Decision tree, PCA,....
10-07-2014 02:16 PM
A great thing about Enterprise Miner is that you can try multiple techniques at once. Since two flows on a diagram run in parallel you are also making the most out of your time.
Note that nodes like decision tree will do variable selection, and nodes like PCA will do dimension reduction.
Advanced Predictive Modeling Using SAS Enterprise Miner is a course that explains very well advanced topics, including unsupervised (PCA, variable clustering, etc) and supervised (PLS, LARS, LASSO, etc) dimension reduction techniques. Highly recommended!
A best practice is to try several techniques and select the one that suits your target, number of observations, and number of input variables. Also check this discussion ( ) where you can find a list of nodes that you can use for variable selection.
Also, what kind of classification of problem are you trying to solve? Are you dealing with missing values in the input variables? And what is the distribution of those 6 classes? You might even want to use a two-step model.
I hope it helps,
10-10-2014 09:43 AM
I agree with Miguel and is even using the book from the course he recommends above in my day-to-day work.

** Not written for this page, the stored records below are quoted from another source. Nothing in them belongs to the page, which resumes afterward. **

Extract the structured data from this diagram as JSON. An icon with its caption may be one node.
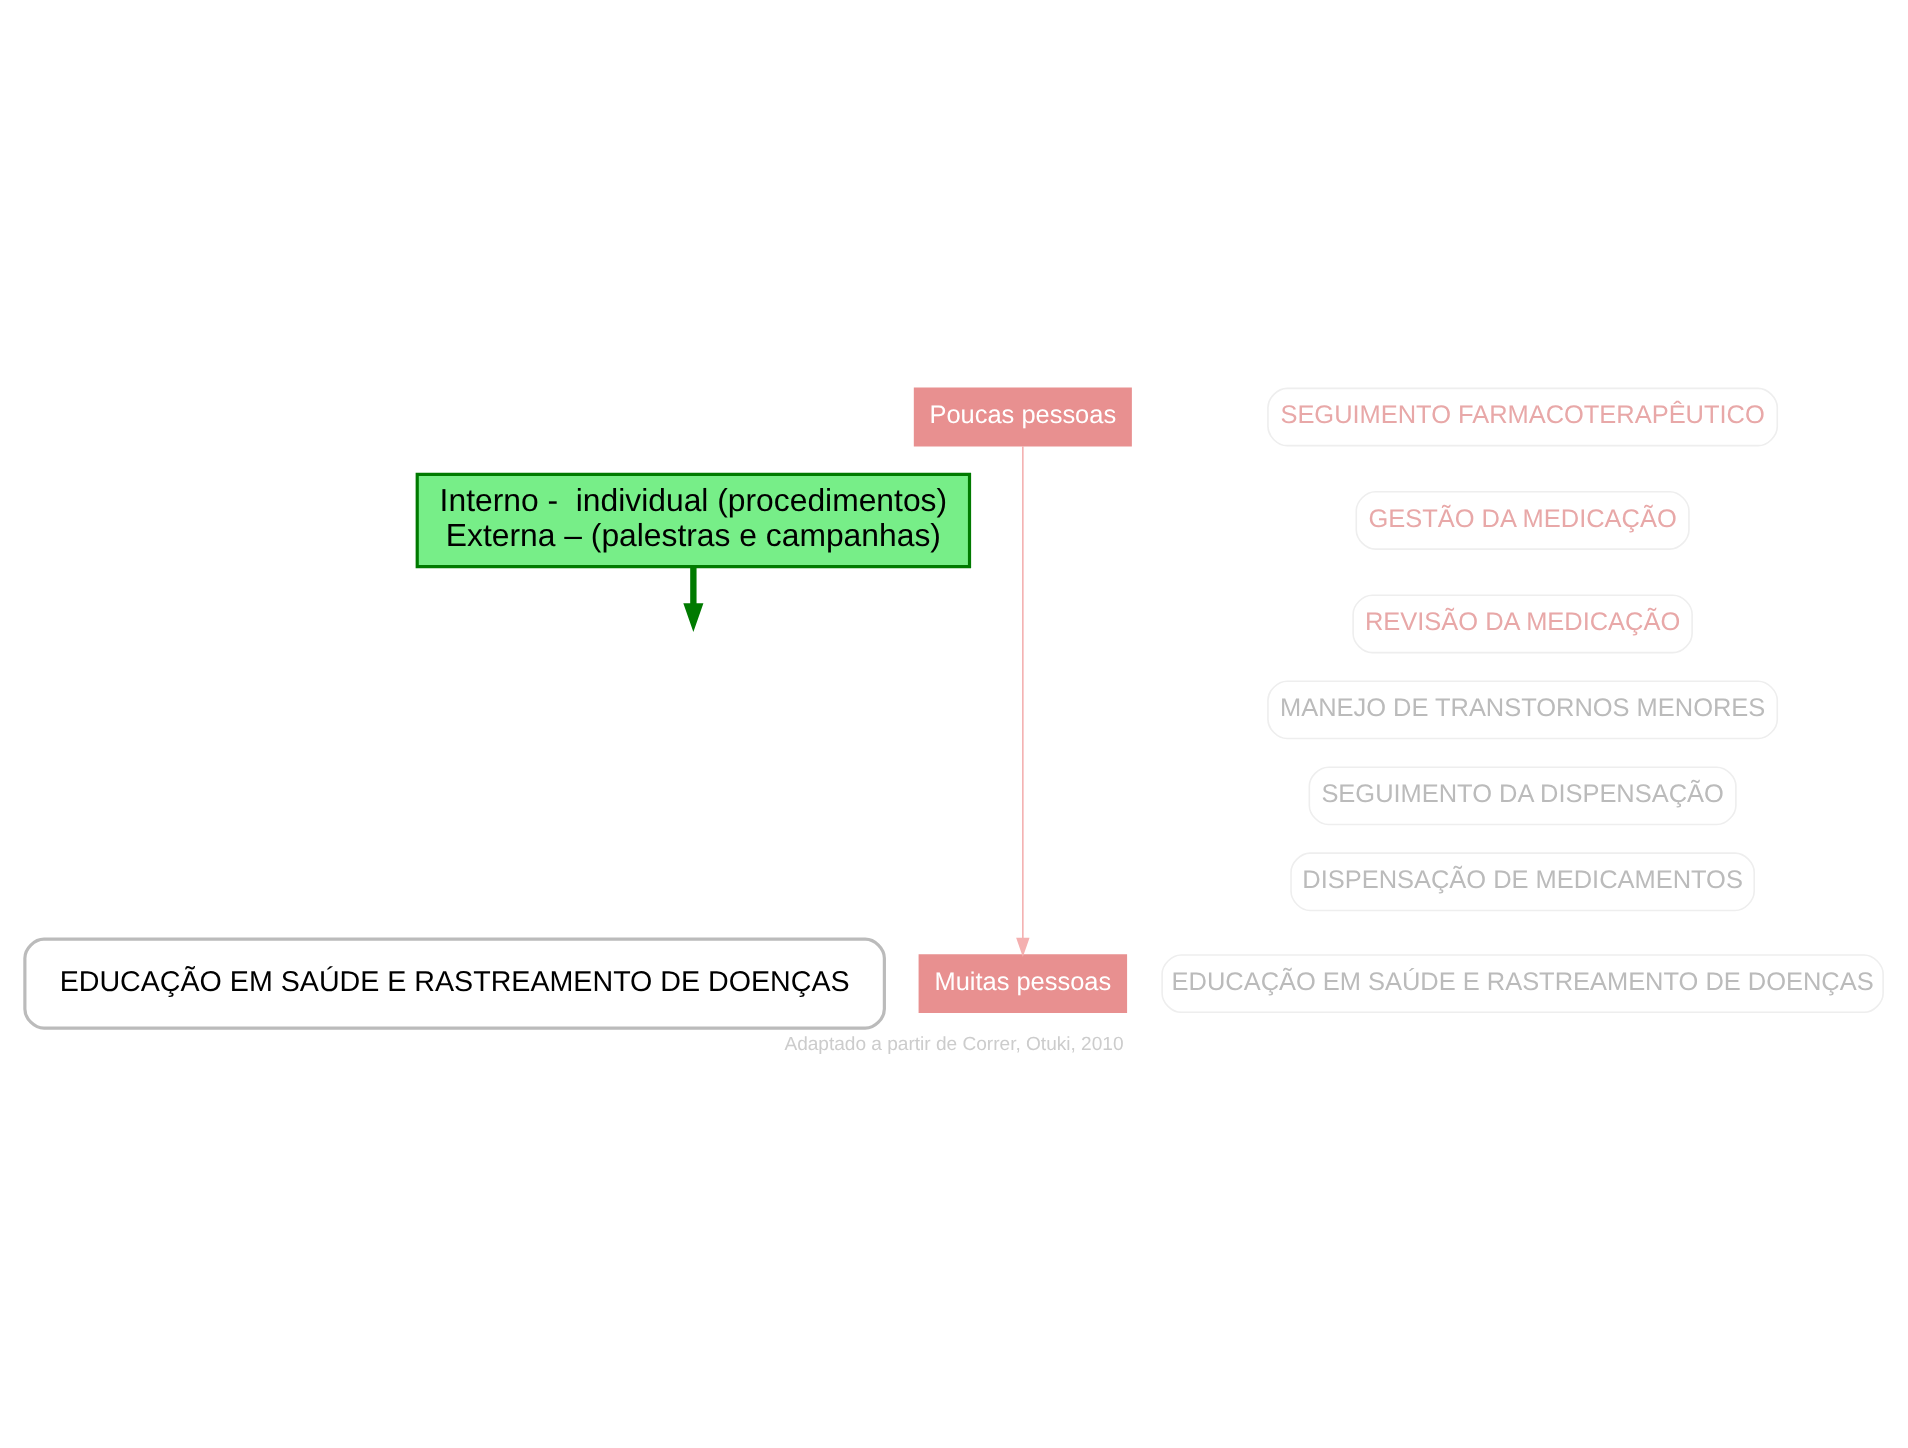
{
  "diagram": {
    "caption": "Adaptado a partir de Correr, Otuki, 2010",
    "nodes": [
      {
        "text": [
          "Interno -  individual (procedimentos)",
          "Externa – (palestras e campanhas)"
        ]
      },
      {
        "text": [
          "EDUCAÇÃO EM SAÚDE E RASTREAMENTO DE DOENÇAS"
        ]
      },
      {
        "text": [
          "Poucas pessoas"
        ]
      },
      {
        "text": [
          "Muitas pessoas"
        ]
      },
      {
        "text": [
          "SEGUIMENTO FARMACOTERAPÊUTICO"
        ]
      },
      {
        "text": [
          "GESTÃO DA MEDICAÇÃO"
        ]
      },
      {
        "text": [
          "REVISÃO DA MEDICAÇÃO"
        ]
      },
      {
        "text": [
          "MANEJO DE TRANSTORNOS MENORES"
        ]
      },
      {
        "text": [
          "SEGUIMENTO DA DISPENSAÇÃO"
        ]
      },
      {
        "text": [
          "DISPENSAÇÃO DE MEDICAMENTOS"
        ]
      },
      {
        "text": [
          "EDUCAÇÃO EM SAÚDE E RASTREAMENTO DE DOENÇAS"
        ]
      }
    ],
    "edges": [
      {
        "from": 0,
        "to": null,
        "arrow": "to",
        "style": "thick",
        "color": "#007a00"
      },
      {
        "from": 2,
        "to": 3,
        "arrow": "to",
        "color": "#f4b0b0"
      }
    ]
  }
}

From my perspective, PCA is an awesome and great way to reduce the dimensions, although the problem with the technique is that it often becomes difficult to explain to a client or user of the model what exactly the PCA variables mean and how they relate to the parameters of the model. I would maybe use a decision tree to select useful variables and go from there (there's a specific way to configure the decision tree node to select variables). You can also use regression to select variables (especially forward selection, which is good at detecting strong interactions). Just note that these nodes may run a considerable amount of time due to your big dataset. Also (something I use a lot), since your inputs are interval variables, you could cluster them into groups using eminer's clustering node and then use one representative from each cluster for subsequent modelling. Eminer automatically exports the cluster representatives if you set the Variable Selection option in the clustering node to "Best Variables". Something I also sometimes use (although it's not as successful as the other techniques mentioned earlier) is SAS's variable selection node and then setting the minimum Chi Square lower bound much lower than Eminer's default value so that it may select a larger number of important variables.
Hope you succeed!
10-15-2014 12:32 PM
One thing I'd add is that I wouldn't trust one decision tree to do variable selection for me. Decision trees are highly unstable models, and small changes in the data (i.e. even a change in SEED) can produce vastly different variable selections. Especially when many of your variables are correlated. That is why I'd rather use a Random Forest to get a feeling for variable importance. Not sure EM has random forests though, haven't use EM in a while.
10-15-2014 02:28 PM
Generally speaking the hp forest procedure has been available beginning with Enterprise Miner 7.1.
As Wendy has pointed out, the HP Forest Node is capable of variable selection beginning with Enterprise Miner 13.1. Enterprise Miner 13.1 was released December 2013.